A major question in evolutionary biology has long been—would evolution repeat itself, given the chance?  The late Stephen J. Gould (1994) famously suggested that if we could replay the evolutionary tape of life on Earth, it would not repeat itself, but play differently. He indicated that “history involves too much chaos,” with too many chance events playing a role for the evolutionary process to be repetitive. Gould stated that “chains of historical events are so intricate, so imbued with random and chaotic elements, so unrepeatable in encompassing such a multitude of unique objects, that standard models of simple prediction and replication do not apply. The contrasting view, espoused by others is that “within certain limits the outcome of evolutionary processes might be rather predictable” (Morris 1998; see also Stern et al., 2009). We have enjoyed using the analogy of the movie “Groundhog Day”, where the star character (Bill Murray) is forced to relive the same series of events day after day-that is, some aspects of evolution may be “hard-wired.”

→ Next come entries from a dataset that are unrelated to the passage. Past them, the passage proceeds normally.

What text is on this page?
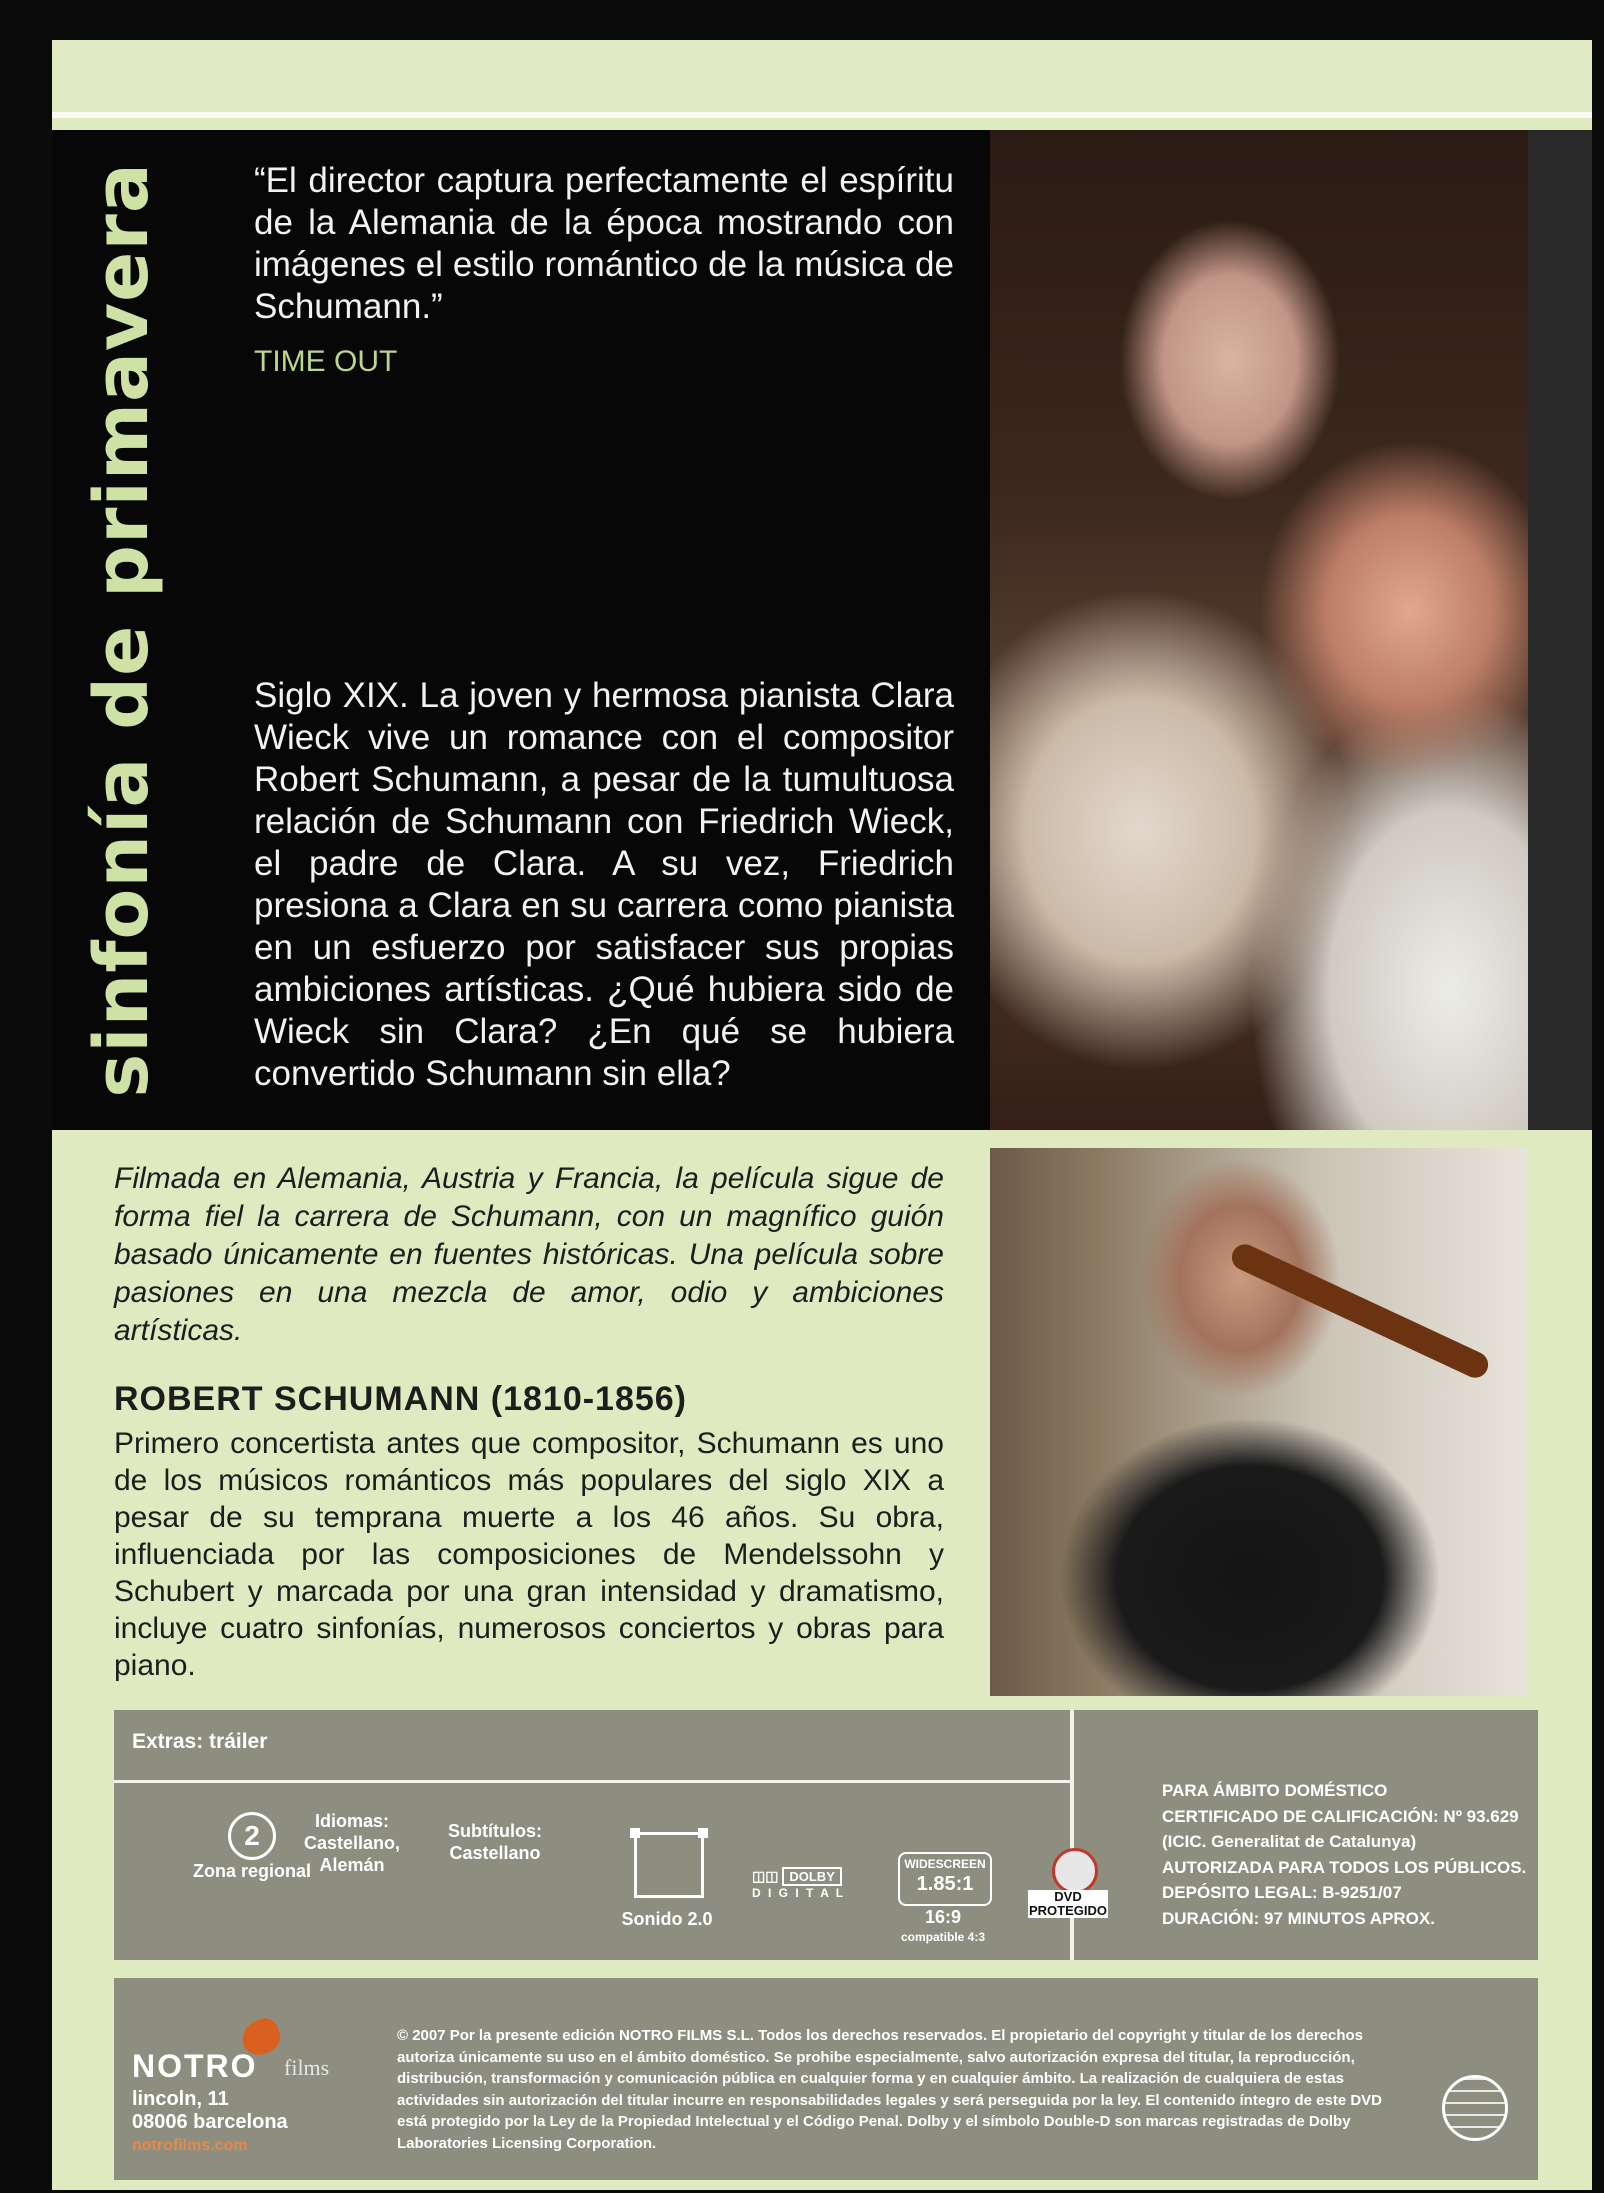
sinfonía de primavera	“El director captura perfectamente el espíritu de la Alemania de la época mostrando con imágenes el estilo romántico de la música de Schumann.”
TIME OUT
Siglo XIX. La joven y hermosa pianista Clara Wieck vive un romance con el compositor Robert Schumann, a pesar de la tumultuosa relación de Schumann con Friedrich Wieck, el padre de Clara. A su vez, Friedrich presiona a Clara en su carrera como pianista en un esfuerzo por satisfacer sus propias ambiciones artísticas. ¿Qué hubiera sido de Wieck sin Clara? ¿En qué se hubiera convertido Schumann sin ella?
Filmada en Alemania, Austria y Francia, la película sigue de forma fiel la carrera de Schumann, con un magnífico guión basado únicamente en fuentes históricas. Una película sobre pasiones en una mezcla de amor, odio y ambiciones artísticas.
ROBERT SCHUMANN (1810-1856)
Primero concertista antes que compositor, Schumann es uno de los músicos románticos más populares del siglo XIX a pesar de su temprana muerte a los 46 años. Su obra, influenciada por las composiciones de Mendelssohn y Schubert y marcada por una gran intensidad y dramatismo, incluye cuatro sinfonías, numerosos conciertos y obras para piano.
Extras: tráiler
2
Zona regional
Idiomas:
Castellano,
Alemán
Subtítulos:
Castellano
Sonido 2.0
◫◫ DOLBY
D I G I T A L
WIDESCREEN
1.85:1
16:9
compatible 4:3
DVD
PROTEGIDO
PARA ÁMBITO DOMÉSTICO
CERTIFICADO DE CALIFICACIÓN: Nº 93.629
(ICIC. Generalitat de Catalunya)
AUTORIZADA PARA TODOS LOS PÚBLICOS.
DEPÓSITO LEGAL: B-9251/07
DURACIÓN: 97 MINUTOS APROX.
NOTRO films
lincoln, 11
08006 barcelona
notrofilms.com
© 2007 Por la presente edición NOTRO FILMS S.L. Todos los derechos reservados. El propietario del copyright y titular de los derechos autoriza únicamente su uso en el ámbito doméstico. Se prohibe especialmente, salvo autorización expresa del titular, la reproducción, distribución, transformación y comunicación pública en cualquier forma y en cualquier ámbito. La realización de cualquiera de estas actividades sin autorización del titular incurre en responsabilidades legales y será perseguida por la ley. El contenido íntegro de este DVD está protegido por la Ley de la Propiedad Intelectual y el Código Penal. Dolby y el símbolo Double-D son marcas registradas de Dolby Laboratories Licensing Corporation.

So, are certain aspects of the polyploidy process actually “hard-wired”? We were able to use the Tragopogon system to address this question. Using multiple data sets involving DNA markers and chromosomal (FISH/GISH) data that were developed across polyploid populations from nature of separate origin, as well as multiple synthetic polyploid lines, we have asked if aspects of polyploid evolution are hardwired or stochastic.  The sources of data used consistently reveal that evolution does repeat itself in these independent origins in Tragopogon.  For example, concerted evolution, which results in the homogenization of gene sequences to one type, is a common feature of ribosomal RNA genes. In both Tragopogon mirus and T. miscellus we found that concerted evolution is ongoing, but incomplete. It appears that we have caught this process in the act (Kovarik et al. 2005).  In contrast to 80-year-old natural polyploids, F1 hybrids have equal contributions of the diploid parents, as do raw (S0) synthetic polyploids, as well as the earliest natural populations of T. mirus and T. miscellus (based on DNA from herbarium specimens).  But in all existing natural populations examined (Malinska et al. 2011) concerted evolution has consistently occurred in these new polyploid lines of separate origin and it has repeatedly operated “against” T. dubius, homogenizing those copies in the direction of the other parent.

One-gene-at-a-time surveys (Tate et al. 2006, 2009b; Buggs et al. 2009a, b; Koh et al. 2010) have revealed that some genes are consistently maintained in both copies, whereas others consistently show evidence of homeolog loss or evidence of gene silencing of the same parental copy. Genomic results mirrored the findings based on a one gene at a time approach for 29 genes. In both data sets homeolog losses were frequent and gene loss was rapid and also biased against one parent, T. dubius (Buggs et al., 2012a,b).  There were also clear patterns to gene loss in that certain loci were repeatedly missing in independently formed populations. Observed chromosomal changes (aneuploidy, translocations) in the recently formed Tragopogon allotetraploids and synthetic lines are also repeated across origins (Chester et al., 2012, 201; Spoelhof et al., 2017).

Therefore, based on multiple lines of evidence, we have found that certain aspects of polyploid evolution are hard-wired—that evolution is repeated in separate lineages of independent origin as well as synthetic lines within both tetraploid species.

Homeolog loss in T. miscellus across natural populations of independent origin. 61-79% of duplicates show no loss; the same 21-39% show loss; the loss of T. dubius copies very similar to the loss of T. pratensis in this data set.